It’s good to switch things up. Especially when you have to learn three chapters of introductory statistics and peruse forty pages of primary sources from the Ming Dynasty. These are my findings from not
breathing reading for a week:
The ability to read is a little bit like a muscle. For the first two days, I experienced a notable increase in my ability to focus during conversations (i.e. muscle recovery). After that, my fingers itched to open up a new book. I started at my bookshelf longingly several times during the rest of the week. It reminded me of tapering training before a track competition, where all I wanted to do run, run, run.
The rebound in my reading was exactly like a rested muscle springing back into action.
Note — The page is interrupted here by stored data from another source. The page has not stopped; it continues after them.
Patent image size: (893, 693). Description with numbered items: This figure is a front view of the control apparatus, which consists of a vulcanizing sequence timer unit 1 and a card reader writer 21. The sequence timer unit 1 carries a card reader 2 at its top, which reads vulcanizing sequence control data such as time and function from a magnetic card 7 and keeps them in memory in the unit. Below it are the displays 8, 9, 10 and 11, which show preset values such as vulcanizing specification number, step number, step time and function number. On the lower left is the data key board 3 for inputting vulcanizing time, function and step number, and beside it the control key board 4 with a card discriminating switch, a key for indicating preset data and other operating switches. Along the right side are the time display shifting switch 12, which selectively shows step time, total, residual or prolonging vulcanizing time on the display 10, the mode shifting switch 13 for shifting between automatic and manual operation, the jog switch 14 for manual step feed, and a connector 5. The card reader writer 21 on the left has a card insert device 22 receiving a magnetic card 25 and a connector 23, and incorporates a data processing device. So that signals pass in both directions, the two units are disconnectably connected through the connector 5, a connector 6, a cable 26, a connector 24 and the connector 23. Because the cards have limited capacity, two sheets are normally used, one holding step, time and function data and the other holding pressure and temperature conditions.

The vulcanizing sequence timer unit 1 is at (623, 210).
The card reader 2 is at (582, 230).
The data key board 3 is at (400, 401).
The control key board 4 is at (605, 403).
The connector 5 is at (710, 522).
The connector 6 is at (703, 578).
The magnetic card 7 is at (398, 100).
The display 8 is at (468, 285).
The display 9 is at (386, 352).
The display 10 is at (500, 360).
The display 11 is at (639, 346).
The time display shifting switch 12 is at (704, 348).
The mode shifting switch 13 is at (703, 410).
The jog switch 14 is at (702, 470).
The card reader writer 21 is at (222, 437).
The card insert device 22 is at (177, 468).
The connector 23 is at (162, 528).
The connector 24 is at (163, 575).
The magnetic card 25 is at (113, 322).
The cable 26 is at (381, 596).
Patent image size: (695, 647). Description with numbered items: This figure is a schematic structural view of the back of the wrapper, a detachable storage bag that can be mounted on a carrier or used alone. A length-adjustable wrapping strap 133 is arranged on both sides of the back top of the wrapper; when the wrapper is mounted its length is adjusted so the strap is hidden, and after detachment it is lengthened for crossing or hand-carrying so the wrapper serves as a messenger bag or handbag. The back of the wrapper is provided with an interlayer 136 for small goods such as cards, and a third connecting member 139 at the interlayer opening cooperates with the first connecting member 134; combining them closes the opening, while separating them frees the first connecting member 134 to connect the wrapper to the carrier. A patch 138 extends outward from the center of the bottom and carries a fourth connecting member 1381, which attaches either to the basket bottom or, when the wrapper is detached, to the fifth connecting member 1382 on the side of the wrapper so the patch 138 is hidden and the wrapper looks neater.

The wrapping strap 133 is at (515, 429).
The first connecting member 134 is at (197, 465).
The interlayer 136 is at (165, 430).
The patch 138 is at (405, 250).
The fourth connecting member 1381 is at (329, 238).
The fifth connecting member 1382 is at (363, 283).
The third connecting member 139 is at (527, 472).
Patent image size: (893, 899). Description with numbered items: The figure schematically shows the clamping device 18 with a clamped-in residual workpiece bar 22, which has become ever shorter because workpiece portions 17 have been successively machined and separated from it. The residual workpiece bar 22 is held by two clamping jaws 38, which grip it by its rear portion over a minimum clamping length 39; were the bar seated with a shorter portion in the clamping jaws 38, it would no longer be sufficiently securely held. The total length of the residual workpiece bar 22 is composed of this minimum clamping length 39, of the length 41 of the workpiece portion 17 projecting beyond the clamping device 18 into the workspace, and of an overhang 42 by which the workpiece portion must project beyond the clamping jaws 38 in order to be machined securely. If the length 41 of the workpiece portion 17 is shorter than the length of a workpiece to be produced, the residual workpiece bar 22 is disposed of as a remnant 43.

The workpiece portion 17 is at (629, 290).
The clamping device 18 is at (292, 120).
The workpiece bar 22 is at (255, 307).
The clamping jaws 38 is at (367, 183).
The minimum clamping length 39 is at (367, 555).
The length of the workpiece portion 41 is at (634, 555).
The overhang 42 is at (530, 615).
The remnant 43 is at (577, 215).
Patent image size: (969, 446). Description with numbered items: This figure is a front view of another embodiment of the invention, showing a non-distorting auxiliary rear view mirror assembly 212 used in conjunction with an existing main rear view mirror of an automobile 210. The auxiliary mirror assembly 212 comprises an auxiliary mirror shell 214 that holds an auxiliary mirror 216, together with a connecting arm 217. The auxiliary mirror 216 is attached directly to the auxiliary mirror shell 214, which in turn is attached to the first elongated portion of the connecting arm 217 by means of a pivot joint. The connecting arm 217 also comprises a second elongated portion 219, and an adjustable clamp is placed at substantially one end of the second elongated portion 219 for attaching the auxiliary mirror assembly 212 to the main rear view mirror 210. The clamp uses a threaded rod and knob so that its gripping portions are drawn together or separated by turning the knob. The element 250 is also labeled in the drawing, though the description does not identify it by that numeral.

I read three books in three days after my week of abstinence. In addition to reading faster, I could comprehend the information better.
When I’m reading, three real-time hours pass for every perceived hour of time. Thus, my days felt much longer during this week. It also made waiting for food so boring. This realization makes me curious about time perception; I wonder if there’s a way to measure the difference in perceived time when a test subject performs a boring activity versus one that they love. Let me know if you’re aware of any such articles.
My book list had some fat that needed to be cut. Somehow, walking away from books allowed me to reprioritize my future reading. I think that time constraints naturally focuses one’s interests. When deciding to read a new book, I now ask myself “if I only had one hour a day to read, would it be this book?” (Click here to learn more about the benefits of artificial constraints).
Make a habit of making and breaking habits (yes even the good ones). By changing up your behavior, you gain novel insights into long-term problems you might be having. You also remind yourself why you instilled your good habits in the first place, and give yourself room to adventure.